Saisissant d’un poing rapide le chevreau qui se débattit, il se tourna vers les poupées noires aux chapes étincelantes. Un seul coup. La tête bondit jusqu’aux pagodes. Le petit corps velu tomba. Des artères du cou gicla un double flot de sang ; et, — chose horrible ! — le chevreau sans tête se redressa, trébuchant, voulut marcher, se tordit trois fois, le ventre secoué d’un spasme posthume. Le prêtre le saisit de nouveau, lui coupa la queue et les cuissots de derrière, qu’il posa devant Naina-Devi et Nanda-Devi. Alors la folle au turban bondit vers la mare de sang que déjà buvait le sable, et elle y plongea ses mains, et elle y essuya sa face ridée et obscure qui se leva vers moi, affreuse, dégouttante de gouttes rouges. Et elle dansa de ses maigres jambes nues, et ses mamelles sèches claquaient jusqu’à son ventre.
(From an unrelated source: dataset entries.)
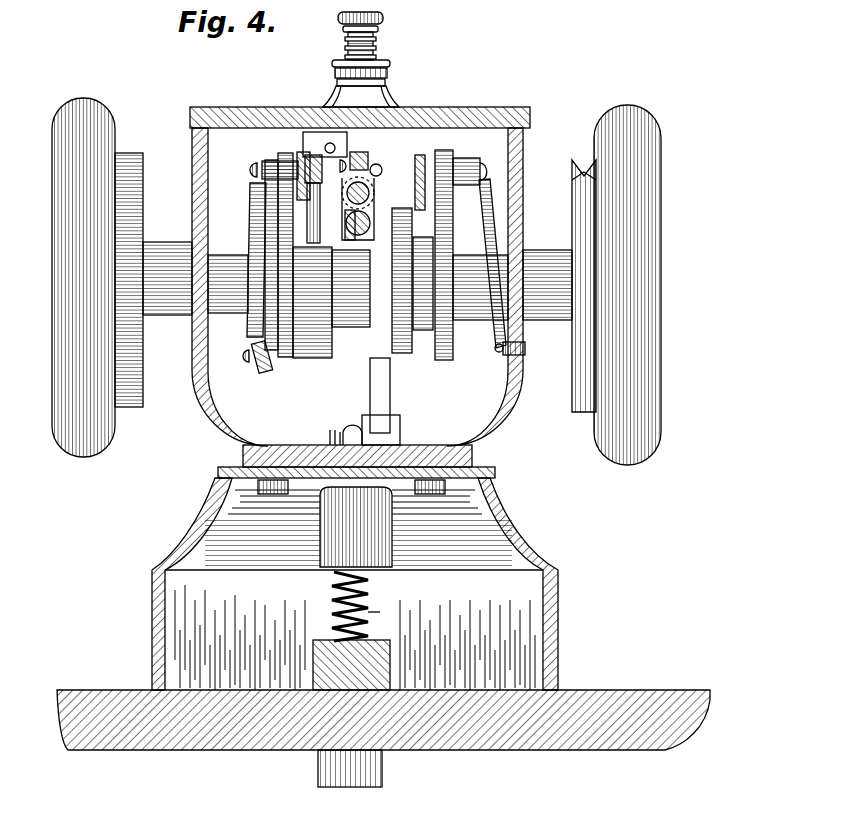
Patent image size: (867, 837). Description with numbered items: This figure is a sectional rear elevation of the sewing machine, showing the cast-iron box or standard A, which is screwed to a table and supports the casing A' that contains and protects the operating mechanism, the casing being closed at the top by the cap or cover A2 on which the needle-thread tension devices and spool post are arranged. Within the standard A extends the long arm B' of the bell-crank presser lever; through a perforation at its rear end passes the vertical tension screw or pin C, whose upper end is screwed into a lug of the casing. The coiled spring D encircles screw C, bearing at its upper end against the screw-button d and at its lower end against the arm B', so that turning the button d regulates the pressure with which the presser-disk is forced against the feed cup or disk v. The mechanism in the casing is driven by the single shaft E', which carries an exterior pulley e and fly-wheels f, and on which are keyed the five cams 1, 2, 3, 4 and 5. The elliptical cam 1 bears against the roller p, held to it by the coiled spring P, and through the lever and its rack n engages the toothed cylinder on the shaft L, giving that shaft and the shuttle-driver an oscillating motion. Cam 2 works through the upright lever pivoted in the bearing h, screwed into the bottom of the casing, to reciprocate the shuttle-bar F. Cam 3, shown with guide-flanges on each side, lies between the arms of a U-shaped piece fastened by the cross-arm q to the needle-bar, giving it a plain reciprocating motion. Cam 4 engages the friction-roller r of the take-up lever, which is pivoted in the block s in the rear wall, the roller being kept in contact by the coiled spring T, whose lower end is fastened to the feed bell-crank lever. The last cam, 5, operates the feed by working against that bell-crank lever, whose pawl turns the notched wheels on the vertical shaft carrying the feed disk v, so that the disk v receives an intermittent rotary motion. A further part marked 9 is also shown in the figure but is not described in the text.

The cap or cover A2 is at (360, 98).
The casing A' is at (348, 287).
The box or standard A is at (355, 584).
The long arm of presser foot or arm B' is at (351, 665).
The tension screw or pin C is at (372, 583).
The coiled spring D is at (375, 622).
The fly-wheel f is at (356, 281).
The pulley e is at (578, 276).
The shaft E' is at (357, 281).
The coiled spring T is at (248, 224).
The cam 1 is at (451, 255).
The cam 2 is at (402, 280).
The cam 3 is at (312, 302).
The cam 4 is at (285, 255).
The cam 5 is at (276, 244).
The roller p is at (470, 161).
The coiled spring P is at (493, 267).
The friction-roller r is at (272, 161).
The block s is at (300, 156).
The cross-arm q is at (340, 205).
The screw-button d is at (325, 142).
The shuttle-bar F is at (398, 148).
The shaft L is at (351, 208).
The rack n is at (384, 185).
The feed cup or disk v is at (283, 387).
The bar 9 is at (371, 395).
The bearing h is at (420, 428).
Elle chanta, prise dans le vertige du sang, possédée par l’âme perfide du Lac, prophétesse où passait le souffle des deux Démones, — le vent du meurtre.

Parmi cette anse délicieuse, sur cette rive douce où l’eau finit en caresse, c’était la personnification du Vice secret, caché dans la Nature, du Mal qui pourrit, dans ses racines, l’univers…

Je serrai la tunique du brahme ; mes nerfs souffraient à la contagion de ce délire :

— Que dit-elle ?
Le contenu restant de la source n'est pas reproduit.